Smith recognized for teaching and mentoring
Jane Austen. Charles Dickens. George Eliot.
Smith, University of Michigan-Dearborn professor of English, was the youngest among his siblings, and his brothers and sisters had to buy paperback novels for school.
“When I was growing up, those were the books I pulled off the shelves and started to read,” he said. “And so I always associated doing literature with Shakespeare and Victorian novels.”
Fast forward a few decades and those same books Smith read as a child shaped his career in academia. His passion for Victorian literature also earned him a nomination for this year’s Michigan Professor of the Year award. Smith didn’t win the award, but he was invited this month to a luncheon where he and other nominees were recognized.
“I felt very honored by that,” said Smith, who modestly added that he knew of other UM-Dearborn faculty more suited for the nomination. “I think my sort of forte has been the way in which I involve students in research and the creation of knowledge. My pedagogy is that, wherever possible, I try to incorporate significant research projects that are published in some form.
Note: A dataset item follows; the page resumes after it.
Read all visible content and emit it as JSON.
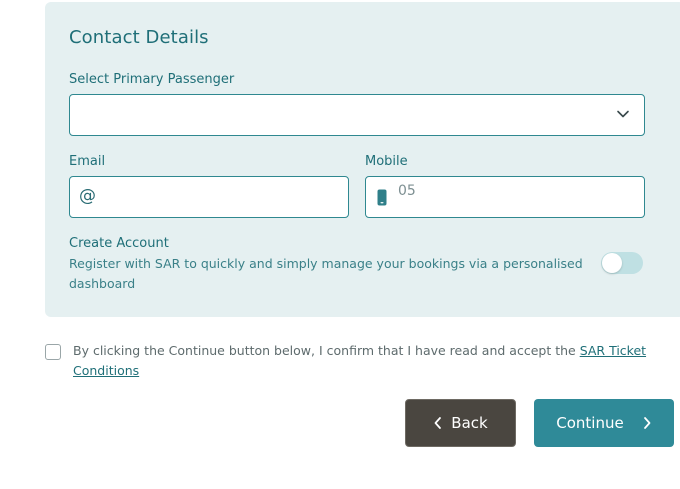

I think there’s good evidence to show that when students feel they’re writing for an audience, besides their professor, that they become more invested in what they’re doing.”
Cue Megan Torti. A recent graduate of the College of Arts, Sciences, and Letters (CASL), Torti worked with Smith for about a year as she researched English poet A.C. Swinburne.
“My independent study on Swinburne was my first large-scale research effort,” she said. “I had no idea what I’d gotten myself into when I began the paper, what kind of resources were available to me or how I could transform my curiosity about a rather eccentric Victorian poet into a piece of scholarship. During the year I worked on the project, Professor Smith helped me to research and to write and, ultimately, to think like a literary scholar. His advice and encouragement throughout were invaluable.”
Her hard work paid off, as Victorian Poetry agreed to publish her article. Torti is one of the few undergraduate students to be published in Victorian Poetry, a leading scholarly journal that focuses on 19th-century literary studies and attracts both national and international audiences. She attributes much of her success with the research article to Smith.
Torti is just one of many UM-Dearborn students who have benefited from Smith’s successful teaching methods.
And because of that, Smith is highly regarded throughout academia for his knowledge of Victorian literature, CASL Dean Jerold Hale said. Hale commended Smith for his teaching prowess and overall involvement in UM-Dearborn endeavors.